More often than not, most people get angry due to minor and well, honestly, idiotic reasons. However, it is only much later after the anger episode that they realize that and by that time, apologizing looks silly and they escape with their ego(s) intact, without ever having to apologize. This then becomes a habit, one that is often poisoning to the relationships with people, whether colleagues, friends, family or even that special someone.

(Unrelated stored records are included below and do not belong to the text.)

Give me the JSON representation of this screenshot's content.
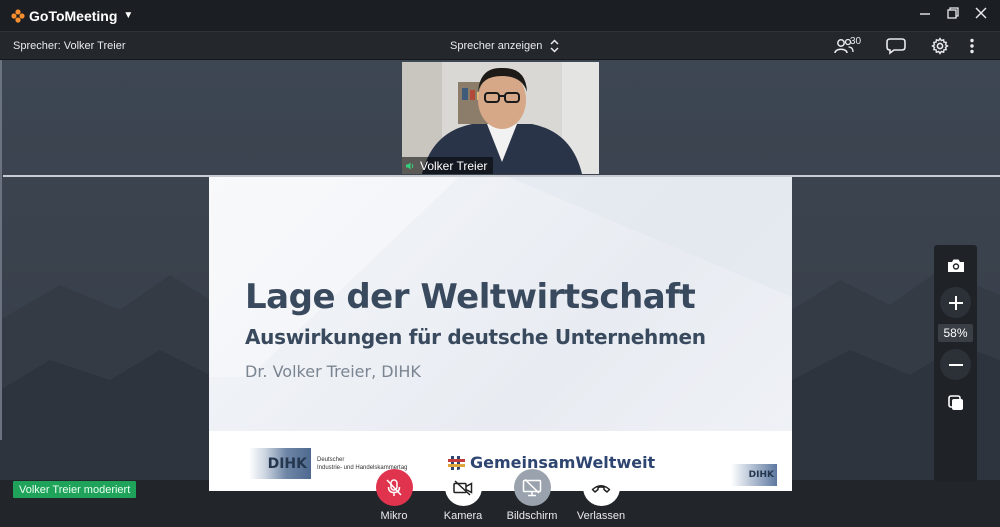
{
  "app": {
    "name": "GoToMeeting"
  },
  "toolbar": {
    "speaker_label": "Sprecher: Volker Treier",
    "view_toggle": "Sprecher anzeigen",
    "attendee_count": "30"
  },
  "webcam": {
    "participant_name": "Volker Treier"
  },
  "slide": {
    "title": "Lage der Weltwirtschaft",
    "subtitle": "Auswirkungen für deutsche Unternehmen",
    "author": "Dr. Volker Treier, DIHK",
    "logo_left_abbr": "DIHK",
    "logo_left_line1": "Deutscher",
    "logo_left_line2": "Industrie- und Handelskammertag",
    "logo_center": "GemeinsamWeltweit",
    "logo_right_abbr": "DIHK"
  },
  "zoom": {
    "level": "58%"
  },
  "status": {
    "moderator_badge": "Volker Treier moderiert"
  },
  "controls": [
    {
      "label": "Mikro",
      "color": "#e0334e",
      "icon": "mic-muted-icon"
    },
    {
      "label": "Kamera",
      "color": "#ffffff",
      "icon": "camera-off-icon"
    },
    {
      "label": "Bildschirm",
      "color": "#9aa3ad",
      "icon": "screen-share-off-icon"
    },
    {
      "label": "Verlassen",
      "color": "#ffffff",
      "icon": "hang-up-icon"
    }
  ],
  "colors": {
    "accent_green": "#1fa35b",
    "brand_orange": "#f68d2e"
  }
}
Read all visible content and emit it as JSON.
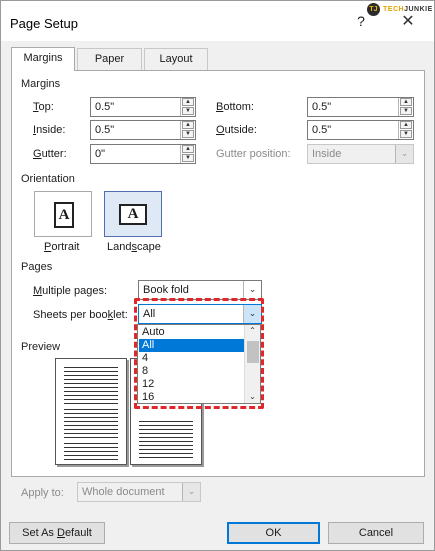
{
  "window": {
    "title": "Page Setup",
    "help_glyph": "?",
    "close_glyph": "✕"
  },
  "watermark": {
    "logo_letters": "TJ",
    "text_a": "TECH",
    "text_b": "JUNKIE"
  },
  "tabs": [
    {
      "label": "Margins",
      "active": true
    },
    {
      "label": "Paper",
      "active": false
    },
    {
      "label": "Layout",
      "active": false
    }
  ],
  "margins": {
    "group_label": "Margins",
    "top": {
      "label_key": "T",
      "label_rest": "op:",
      "value": "0.5\""
    },
    "inside": {
      "label_key": "I",
      "label_rest": "nside:",
      "value": "0.5\""
    },
    "gutter": {
      "label_key": "G",
      "label_rest": "utter:",
      "value": "0\""
    },
    "bottom": {
      "label_key": "B",
      "label_rest": "ottom:",
      "value": "0.5\""
    },
    "outside": {
      "label_key": "O",
      "label_rest": "utside:",
      "value": "0.5\""
    },
    "gutter_position": {
      "label": "Gutter position:",
      "value": "Inside",
      "disabled": true
    }
  },
  "orientation": {
    "group_label": "Orientation",
    "portrait": {
      "label_key": "P",
      "label_rest": "ortrait",
      "icon_letter": "A",
      "selected": false
    },
    "landscape": {
      "label_pre": "Land",
      "label_key": "s",
      "label_rest": "cape",
      "icon_letter": "A",
      "selected": true
    }
  },
  "pages": {
    "group_label": "Pages",
    "multiple_pages": {
      "label_key": "M",
      "label_rest": "ultiple pages:",
      "value": "Book fold"
    },
    "sheets_per_booklet": {
      "label_pre": "Sheets per boo",
      "label_key": "k",
      "label_rest": "let:",
      "value": "All",
      "options": [
        "Auto",
        "All",
        "4",
        "8",
        "12",
        "16"
      ],
      "selected_index": 1
    }
  },
  "preview": {
    "group_label": "Preview"
  },
  "apply_to": {
    "label": "Apply to:",
    "value": "Whole document",
    "disabled": true
  },
  "buttons": {
    "set_default_pre": "Set As ",
    "set_default_key": "D",
    "set_default_rest": "efault",
    "ok": "OK",
    "cancel": "Cancel"
  },
  "icons": {
    "chevron_down": "⌄",
    "spin_up": "▲",
    "spin_down": "▼",
    "scroll_up": "⌃",
    "scroll_down": "⌄"
  },
  "colors": {
    "highlight": "#e0282b",
    "selection": "#0078d7",
    "ok_border": "#0078d7"
  }
}
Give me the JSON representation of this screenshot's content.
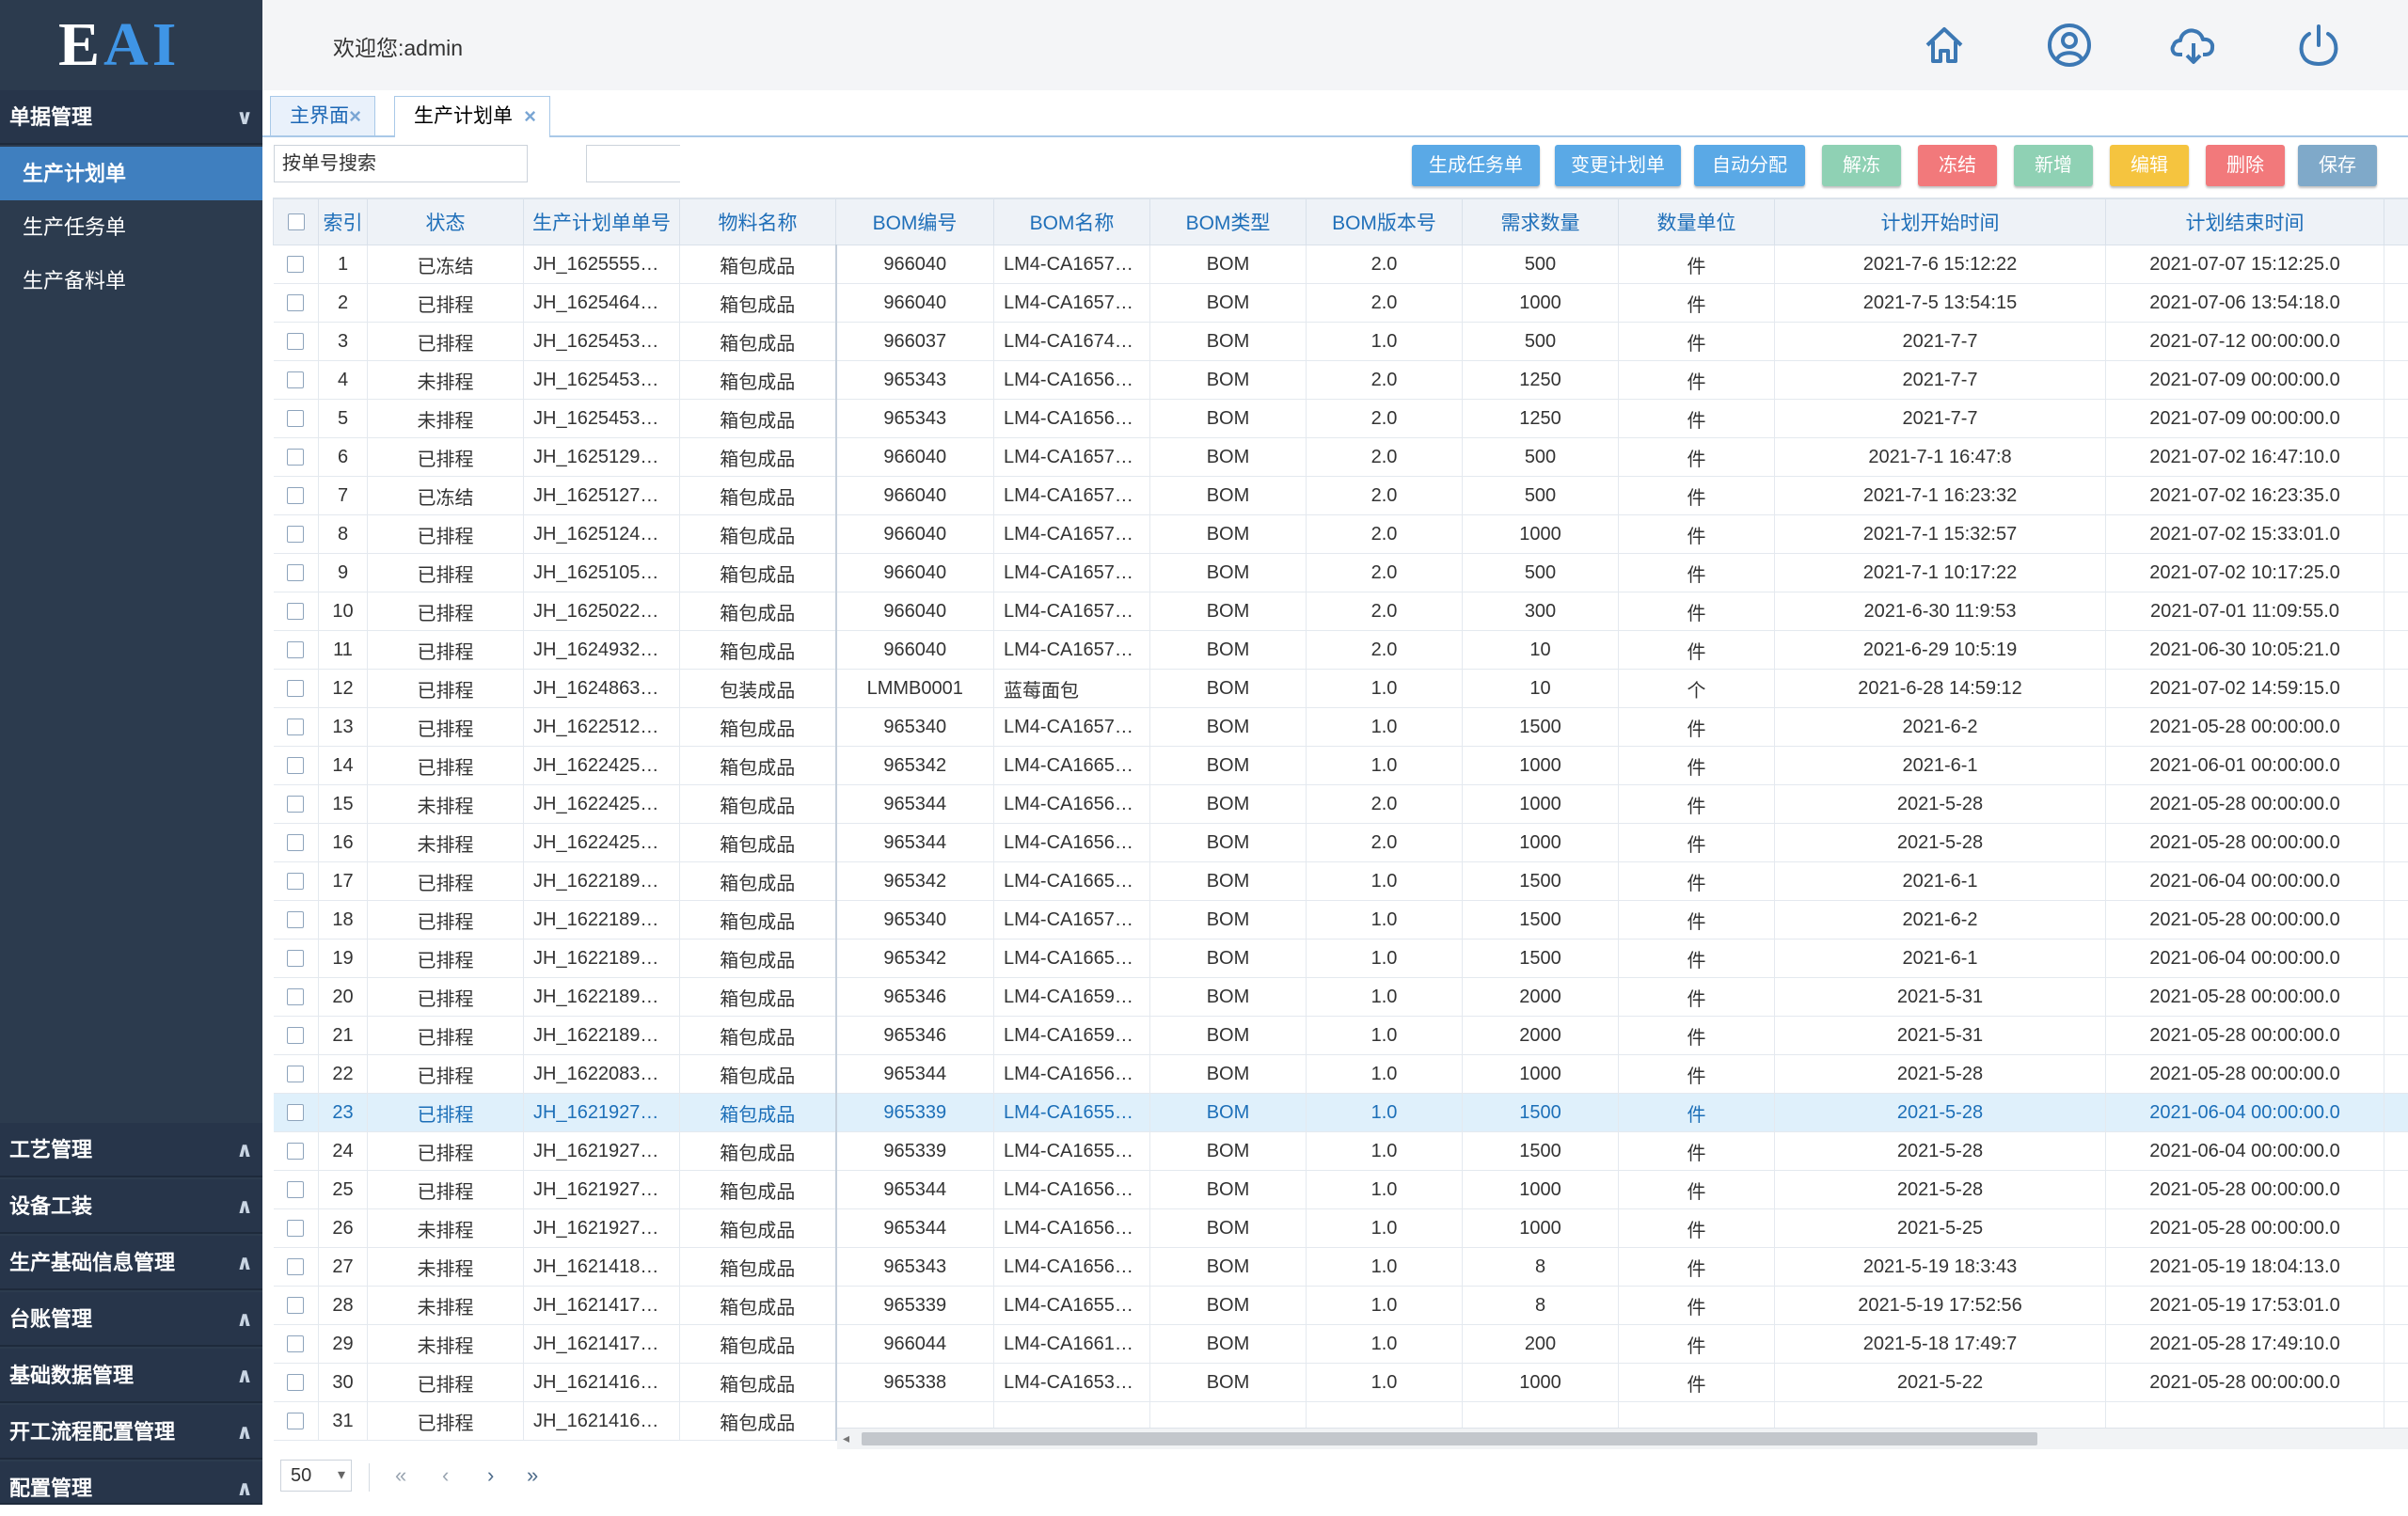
{
  "logo": {
    "e": "E",
    "ai": "AI"
  },
  "sidebar": {
    "top_section": {
      "label": "单据管理"
    },
    "items": [
      {
        "label": "生产计划单",
        "active": true
      },
      {
        "label": "生产任务单",
        "active": false
      },
      {
        "label": "生产备料单",
        "active": false
      }
    ],
    "bottom_sections": [
      {
        "label": "工艺管理"
      },
      {
        "label": "设备工装"
      },
      {
        "label": "生产基础信息管理"
      },
      {
        "label": "台账管理"
      },
      {
        "label": "基础数据管理"
      },
      {
        "label": "开工流程配置管理"
      },
      {
        "label": "配置管理"
      }
    ]
  },
  "header": {
    "welcome": "欢迎您:admin",
    "icons": [
      "home-icon",
      "user-icon",
      "cloud-download-icon",
      "power-icon"
    ]
  },
  "tabs": [
    {
      "label": "主界面",
      "active": false
    },
    {
      "label": "生产计划单",
      "active": true
    }
  ],
  "toolbar": {
    "search_placeholder": "按单号搜索",
    "buttons": [
      {
        "label": "生成任务单",
        "color": "#5aa9e6"
      },
      {
        "label": "变更计划单",
        "color": "#5aa9e6"
      },
      {
        "label": "自动分配",
        "color": "#5aa9e6"
      },
      {
        "label": "解冻",
        "color": "#8fd1b4"
      },
      {
        "label": "冻结",
        "color": "#f2797b"
      },
      {
        "label": "新增",
        "color": "#8fd1b4"
      },
      {
        "label": "编辑",
        "color": "#f5c43f"
      },
      {
        "label": "删除",
        "color": "#f2797b"
      },
      {
        "label": "保存",
        "color": "#7fa9c9"
      }
    ]
  },
  "table": {
    "columns": [
      "索引",
      "状态",
      "生产计划单单号",
      "物料名称",
      "BOM编号",
      "BOM名称",
      "BOM类型",
      "BOM版本号",
      "需求数量",
      "数量单位",
      "计划开始时间",
      "计划结束时间"
    ],
    "selected_index": 23,
    "rows": [
      [
        "1",
        "已冻结",
        "JH_1625555…",
        "箱包成品",
        "966040",
        "LM4-CA1657…",
        "BOM",
        "2.0",
        "500",
        "件",
        "2021-7-6 15:12:22",
        "2021-07-07 15:12:25.0"
      ],
      [
        "2",
        "已排程",
        "JH_1625464…",
        "箱包成品",
        "966040",
        "LM4-CA1657…",
        "BOM",
        "2.0",
        "1000",
        "件",
        "2021-7-5 13:54:15",
        "2021-07-06 13:54:18.0"
      ],
      [
        "3",
        "已排程",
        "JH_1625453…",
        "箱包成品",
        "966037",
        "LM4-CA1674…",
        "BOM",
        "1.0",
        "500",
        "件",
        "2021-7-7",
        "2021-07-12 00:00:00.0"
      ],
      [
        "4",
        "未排程",
        "JH_1625453…",
        "箱包成品",
        "965343",
        "LM4-CA1656…",
        "BOM",
        "2.0",
        "1250",
        "件",
        "2021-7-7",
        "2021-07-09 00:00:00.0"
      ],
      [
        "5",
        "未排程",
        "JH_1625453…",
        "箱包成品",
        "965343",
        "LM4-CA1656…",
        "BOM",
        "2.0",
        "1250",
        "件",
        "2021-7-7",
        "2021-07-09 00:00:00.0"
      ],
      [
        "6",
        "已排程",
        "JH_1625129…",
        "箱包成品",
        "966040",
        "LM4-CA1657…",
        "BOM",
        "2.0",
        "500",
        "件",
        "2021-7-1 16:47:8",
        "2021-07-02 16:47:10.0"
      ],
      [
        "7",
        "已冻结",
        "JH_1625127…",
        "箱包成品",
        "966040",
        "LM4-CA1657…",
        "BOM",
        "2.0",
        "500",
        "件",
        "2021-7-1 16:23:32",
        "2021-07-02 16:23:35.0"
      ],
      [
        "8",
        "已排程",
        "JH_1625124…",
        "箱包成品",
        "966040",
        "LM4-CA1657…",
        "BOM",
        "2.0",
        "1000",
        "件",
        "2021-7-1 15:32:57",
        "2021-07-02 15:33:01.0"
      ],
      [
        "9",
        "已排程",
        "JH_1625105…",
        "箱包成品",
        "966040",
        "LM4-CA1657…",
        "BOM",
        "2.0",
        "500",
        "件",
        "2021-7-1 10:17:22",
        "2021-07-02 10:17:25.0"
      ],
      [
        "10",
        "已排程",
        "JH_1625022…",
        "箱包成品",
        "966040",
        "LM4-CA1657…",
        "BOM",
        "2.0",
        "300",
        "件",
        "2021-6-30 11:9:53",
        "2021-07-01 11:09:55.0"
      ],
      [
        "11",
        "已排程",
        "JH_1624932…",
        "箱包成品",
        "966040",
        "LM4-CA1657…",
        "BOM",
        "2.0",
        "10",
        "件",
        "2021-6-29 10:5:19",
        "2021-06-30 10:05:21.0"
      ],
      [
        "12",
        "已排程",
        "JH_1624863…",
        "包装成品",
        "LMMB0001",
        "蓝莓面包",
        "BOM",
        "1.0",
        "10",
        "个",
        "2021-6-28 14:59:12",
        "2021-07-02 14:59:15.0"
      ],
      [
        "13",
        "已排程",
        "JH_1622512…",
        "箱包成品",
        "965340",
        "LM4-CA1657…",
        "BOM",
        "1.0",
        "1500",
        "件",
        "2021-6-2",
        "2021-05-28 00:00:00.0"
      ],
      [
        "14",
        "已排程",
        "JH_1622425…",
        "箱包成品",
        "965342",
        "LM4-CA1665…",
        "BOM",
        "1.0",
        "1000",
        "件",
        "2021-6-1",
        "2021-06-01 00:00:00.0"
      ],
      [
        "15",
        "未排程",
        "JH_1622425…",
        "箱包成品",
        "965344",
        "LM4-CA1656…",
        "BOM",
        "2.0",
        "1000",
        "件",
        "2021-5-28",
        "2021-05-28 00:00:00.0"
      ],
      [
        "16",
        "未排程",
        "JH_1622425…",
        "箱包成品",
        "965344",
        "LM4-CA1656…",
        "BOM",
        "2.0",
        "1000",
        "件",
        "2021-5-28",
        "2021-05-28 00:00:00.0"
      ],
      [
        "17",
        "已排程",
        "JH_1622189…",
        "箱包成品",
        "965342",
        "LM4-CA1665…",
        "BOM",
        "1.0",
        "1500",
        "件",
        "2021-6-1",
        "2021-06-04 00:00:00.0"
      ],
      [
        "18",
        "已排程",
        "JH_1622189…",
        "箱包成品",
        "965340",
        "LM4-CA1657…",
        "BOM",
        "1.0",
        "1500",
        "件",
        "2021-6-2",
        "2021-05-28 00:00:00.0"
      ],
      [
        "19",
        "已排程",
        "JH_1622189…",
        "箱包成品",
        "965342",
        "LM4-CA1665…",
        "BOM",
        "1.0",
        "1500",
        "件",
        "2021-6-1",
        "2021-06-04 00:00:00.0"
      ],
      [
        "20",
        "已排程",
        "JH_1622189…",
        "箱包成品",
        "965346",
        "LM4-CA1659…",
        "BOM",
        "1.0",
        "2000",
        "件",
        "2021-5-31",
        "2021-05-28 00:00:00.0"
      ],
      [
        "21",
        "已排程",
        "JH_1622189…",
        "箱包成品",
        "965346",
        "LM4-CA1659…",
        "BOM",
        "1.0",
        "2000",
        "件",
        "2021-5-31",
        "2021-05-28 00:00:00.0"
      ],
      [
        "22",
        "已排程",
        "JH_1622083…",
        "箱包成品",
        "965344",
        "LM4-CA1656…",
        "BOM",
        "1.0",
        "1000",
        "件",
        "2021-5-28",
        "2021-05-28 00:00:00.0"
      ],
      [
        "23",
        "已排程",
        "JH_1621927…",
        "箱包成品",
        "965339",
        "LM4-CA1655…",
        "BOM",
        "1.0",
        "1500",
        "件",
        "2021-5-28",
        "2021-06-04 00:00:00.0"
      ],
      [
        "24",
        "已排程",
        "JH_1621927…",
        "箱包成品",
        "965339",
        "LM4-CA1655…",
        "BOM",
        "1.0",
        "1500",
        "件",
        "2021-5-28",
        "2021-06-04 00:00:00.0"
      ],
      [
        "25",
        "已排程",
        "JH_1621927…",
        "箱包成品",
        "965344",
        "LM4-CA1656…",
        "BOM",
        "1.0",
        "1000",
        "件",
        "2021-5-28",
        "2021-05-28 00:00:00.0"
      ],
      [
        "26",
        "未排程",
        "JH_1621927…",
        "箱包成品",
        "965344",
        "LM4-CA1656…",
        "BOM",
        "1.0",
        "1000",
        "件",
        "2021-5-25",
        "2021-05-28 00:00:00.0"
      ],
      [
        "27",
        "未排程",
        "JH_1621418…",
        "箱包成品",
        "965343",
        "LM4-CA1656…",
        "BOM",
        "1.0",
        "8",
        "件",
        "2021-5-19 18:3:43",
        "2021-05-19 18:04:13.0"
      ],
      [
        "28",
        "未排程",
        "JH_1621417…",
        "箱包成品",
        "965339",
        "LM4-CA1655…",
        "BOM",
        "1.0",
        "8",
        "件",
        "2021-5-19 17:52:56",
        "2021-05-19 17:53:01.0"
      ],
      [
        "29",
        "未排程",
        "JH_1621417…",
        "箱包成品",
        "966044",
        "LM4-CA1661…",
        "BOM",
        "1.0",
        "200",
        "件",
        "2021-5-18 17:49:7",
        "2021-05-28 17:49:10.0"
      ],
      [
        "30",
        "已排程",
        "JH_1621416…",
        "箱包成品",
        "965338",
        "LM4-CA1653…",
        "BOM",
        "1.0",
        "1000",
        "件",
        "2021-5-22",
        "2021-05-28 00:00:00.0"
      ],
      [
        "31",
        "已排程",
        "JH_1621416…",
        "箱包成品",
        "",
        "",
        "",
        "",
        "",
        "",
        "",
        ""
      ]
    ]
  },
  "pager": {
    "page_size": "50"
  }
}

If you feel the anger boiling up from the depths of your stomach, in that instance, pull yourself out of the situation and ask yourself, “Why was I angry?” That would slow down the ‘combustion process’ so to speak. Then if you still have control, ask yourself, “Is it worth it?” most of the time, the answer is “NO”. Do this enough times and eventually the thoughts form new habits and eventually your entire character would change, but don’t expect yourself to change over night because that gives added frustration. When you get so used to interjecting your own thoughts, eventually you would not even have to ask the questions, immediately your mind would be conditioned to think that it is not worthwhile getting angry over little itty-bitty things.
2) Saying Sorry
As the saying goes, ‘sometimes the hardest thing to say is that you’re sorry’. Saying sorry is easy enough “oh sorry I’m late” but saying sorry when you really mean it; from deep down inside, takes a strong and sturdy character. Everyone has their flaws and everyone makes mistakes. When you do get angry especially when whoever you are angry with is also mutually angry, again in that instance, that little moment before you explode, ask yourself “Is it my fault?”. Of course this is even more difficult than asking yourself why you were angry and it is definitely not easy to do this when you are angry, but if you prepare yourself while you are calm by envisioning your actions and thoughts, It is possible to be objective even in that moment of anger. If you know you are wrong, admit it. Apologize only if you mean it, admitting that you are wrong even though you are angry is taking a big step for a person and sometimes there might not be room for an apology. Do however after admitting try to calm and steady yourself and try to apologize as soon as you can after admitting your mistakes.
3) Keep that Ego in check
It takes two hands to clap. Often anger is something that is mutually felt. Both parties would usually not want to admit they are wrong as they feel that the other person is in a sense “more in the wrong” than them. Well this is time to keep the ego in check. Before,again, I cannot emphasize enough, before you flare up, ask yourself “Are we both wrong?” If the answer is ‘YES’, no matter to what degree you feel you are right, apologize. Well you could think of it as being the “bigger man”, though that common phrase does not work for a lot of people. If that does not work for you, think of it as you trying to avoid getting into a fight, you trying not to invest your emotions into something that is not worth while. Also ask yourself, “What is stopping me from apologizing?”.
So remember, always pause, empathize and recall.